Investment News recognized the Protected Index Program as one of the most successful equity fund strategies for the year ended March 31, 2009.

With the Dow Jones Industrial Average losing 33.8% in 2008, its worst performance since 1931 during the Great Depression, many investors are looking for protection from market risk and future losses.

== Investor Education ==

CNBC-TV and other major U.S. media seek PTI Securities management officials for their investment and market analysis expertise.
 Businesses and organizations turn to the firm’s management to get their information and analysis.
To communicate with investors, the company’s management makes presentations on investment tools. PTI Securities is best known in the Chicago metropolitan area in part because Principal Tom Haugh co-hosted “Stocks and Jocks,” a daily investment analysis program on Chicago sports radio station WSCR from 2001 to 2008. As of February 1, 2010 this show airs daily on 1240AM WSBC Chicago.

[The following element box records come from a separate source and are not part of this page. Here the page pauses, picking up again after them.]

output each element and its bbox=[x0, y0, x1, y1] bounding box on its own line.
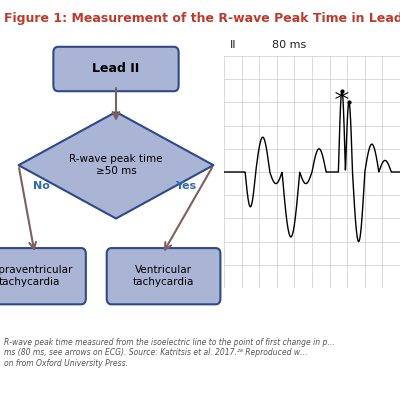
Text: Ventricular
tachycardia: Ventricular tachycardia bbox=[133, 266, 194, 287]
FancyBboxPatch shape bbox=[53, 47, 179, 91]
Text: Lead II: Lead II bbox=[92, 62, 140, 76]
Text: Figure 1: Measurement of the R-wave Peak Time in Lead II: Figure 1: Measurement of the R-wave Peak… bbox=[4, 12, 400, 25]
Text: 80 ms: 80 ms bbox=[272, 40, 306, 50]
FancyBboxPatch shape bbox=[107, 248, 220, 304]
Text: R-wave peak time measured from the isoelectric line to the point of first change: R-wave peak time measured from the isoel… bbox=[4, 338, 335, 368]
Text: Supraventricular
tachycardia: Supraventricular tachycardia bbox=[0, 266, 73, 287]
Text: No: No bbox=[33, 181, 50, 191]
Polygon shape bbox=[18, 112, 214, 218]
Text: Yes: Yes bbox=[175, 181, 196, 191]
Text: R-wave peak time
≥50 ms: R-wave peak time ≥50 ms bbox=[69, 154, 163, 176]
Text: II: II bbox=[230, 40, 236, 50]
FancyBboxPatch shape bbox=[0, 248, 86, 304]
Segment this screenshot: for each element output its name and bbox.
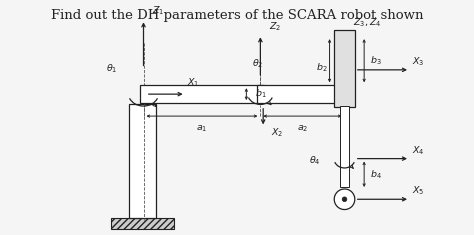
Bar bbox=[111, 218, 174, 229]
Text: $\theta_4$: $\theta_4$ bbox=[309, 154, 320, 167]
Text: $Z_2$: $Z_2$ bbox=[269, 21, 281, 33]
Text: $b_1$: $b_1$ bbox=[255, 88, 266, 100]
Circle shape bbox=[342, 197, 347, 202]
Text: $b_3$: $b_3$ bbox=[370, 55, 382, 67]
Text: $X_4$: $X_4$ bbox=[412, 144, 425, 157]
Text: $\theta_1$: $\theta_1$ bbox=[107, 62, 118, 75]
Text: $X_2$: $X_2$ bbox=[271, 126, 283, 139]
Bar bbox=[256, 85, 348, 103]
Text: $a_1$: $a_1$ bbox=[196, 124, 208, 134]
Text: $b_4$: $b_4$ bbox=[370, 168, 382, 181]
Bar bbox=[140, 85, 264, 103]
Bar bbox=[340, 106, 349, 187]
Text: $X_3$: $X_3$ bbox=[412, 55, 425, 68]
Text: Find out the DH parameters of the SCARA robot shown: Find out the DH parameters of the SCARA … bbox=[51, 9, 423, 22]
Text: $b_2$: $b_2$ bbox=[316, 61, 327, 74]
Text: $\theta_2$: $\theta_2$ bbox=[252, 57, 264, 70]
Bar bbox=[334, 30, 355, 107]
Text: $X_1$: $X_1$ bbox=[186, 76, 199, 89]
Text: $Z_3, Z_4$: $Z_3, Z_4$ bbox=[353, 16, 381, 29]
Text: $X_5$: $X_5$ bbox=[412, 185, 425, 197]
Bar bbox=[128, 104, 155, 218]
Text: $a_2$: $a_2$ bbox=[297, 124, 308, 134]
Text: $Z_1$: $Z_1$ bbox=[152, 4, 164, 17]
Circle shape bbox=[334, 189, 355, 210]
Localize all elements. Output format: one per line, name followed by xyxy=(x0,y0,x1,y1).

Tom Haugh also publishes a “Dollars & Sen$e” informational blog giving his analysis of the latest key market, economics and finance developments.

In June 2009, President Dan Haugh wrote an article published in Stocks, Futures and Options Magazine, where he emphasized the importance of investors “insuring” their investments by using options to lessen the chance of stock investment losses such as the stock market’s major drop in 2008. In the story, Haugh said “… the age of using the option product as an investment risk-management tool is upon us.”

== History ==
Before establishing the firm, Tom and Dan Haugh and their other senior management were traders at the Chicago Board Options Exchange (CBOE).

The CBOE lists the company as among Trading Firm Contacts that investors can consider. PTI Securities & Futures is a member of the Securities Investor Protection Corporation (SIPC), Financial Industry Regulatory Authority (FINRA), and the National Futures Association (NFA).